Les dirigeants chrétiens espèrent que cette alliance conduira à un véritable renouveau de la foi en Europe, mais les dirigeants populistes plus laïques ont peut-être autre chose en tête. Ils n’opposent pas l’islam au traditionalisme chrétien. Ils combattent plutôt les valeurs « illibérales » de l’islam en faisant simplement appel à ce qu’ils considèrent comme les valeurs plus « libérales » du christianisme – celles qui sont compatibles avec une vision laïque du monde.
Par exemple, Salvini fait appel aux « valeurs de la liberté et du christianisme » lorsqu’il s’exprime contre les pratiques islamiques traditionnelles. Lors de son rassemblement à la cathédrale Duomo de Milan avant l’élection de 2018, il a déclaré : « Il est évident que l’interprétation fanatique du Coran est incompatible avec nos valeurs de liberté et de christianisme (…) en tant que père, je veux rappeler comment, dans les écoles, on interdit à certaines mères musulmanes d’apprendre l’italien et de travailler, et aux filles de faire du sport ou d’aller à des fêtes d’anniversaire avec d’autres garçons. » Il a ensuite ajouté que le voile et la burqa étaient une forme de soumission « inacceptable » pour les femmes.

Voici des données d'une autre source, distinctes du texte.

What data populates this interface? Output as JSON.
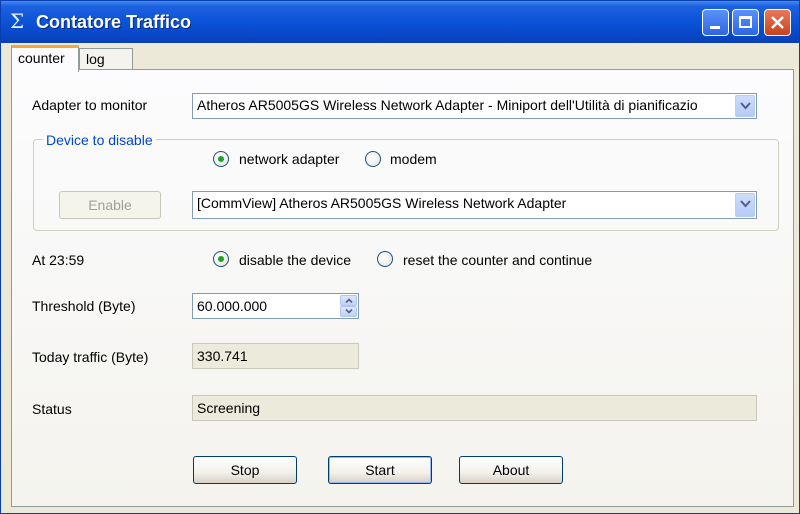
{
  "window": {
    "title": "Contatore Traffico",
    "icon": "sigma-icon"
  },
  "tabs": [
    {
      "label": "counter",
      "active": true
    },
    {
      "label": "log",
      "active": false
    }
  ],
  "adapter": {
    "label": "Adapter to monitor",
    "selected": "Atheros AR5005GS Wireless Network Adapter - Miniport dell'Utilità di pianificazio"
  },
  "device_group": {
    "legend": "Device to disable",
    "options": [
      {
        "label": "network adapter",
        "checked": true
      },
      {
        "label": "modem",
        "checked": false
      }
    ],
    "enable_button": "Enable",
    "enable_disabled": true,
    "device_selected": "[CommView] Atheros AR5005GS Wireless Network Adapter"
  },
  "schedule": {
    "label": "At 23:59",
    "options": [
      {
        "label": "disable the device",
        "checked": true
      },
      {
        "label": "reset the counter and continue",
        "checked": false
      }
    ]
  },
  "threshold": {
    "label": "Threshold (Byte)",
    "value": "60.000.000"
  },
  "today": {
    "label": "Today traffic (Byte)",
    "value": "330.741"
  },
  "status": {
    "label": "Status",
    "value": "Screening"
  },
  "buttons": {
    "stop": "Stop",
    "start": "Start",
    "about": "About"
  },
  "colors": {
    "title_bar": "#0a52d8",
    "group_legend": "#0046d5",
    "radio_dot": "#21a121",
    "active_tab_accent": "#f2a93b"
  }
}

Bien sûr, les dirigeants chrétiens sont d’accord avec les critiques de Salvini sur les aspects oppressifs de l’islam. La liberté n’est pas opposée au christianisme, bien qu’un libéralisme idéologique englobant le soit certainement. Mais si les leaders populistes n’utilisent le christianisme que comme un outil pour s’opposer à l’illibéralisme islamique, l’Europe sera à nouveau une société sans foi après avoir surmonté la menace de l’islam radical. Cette utilisation de la foi risque de faire du christianisme un élément superficiel de ces partis populistes plutôt que leur véritable raison d’être. Reste à savoir si le christianisme conduira à un véritable renouveau du christianisme.
Alessandra Bocchi est une journaliste indépendante italienne.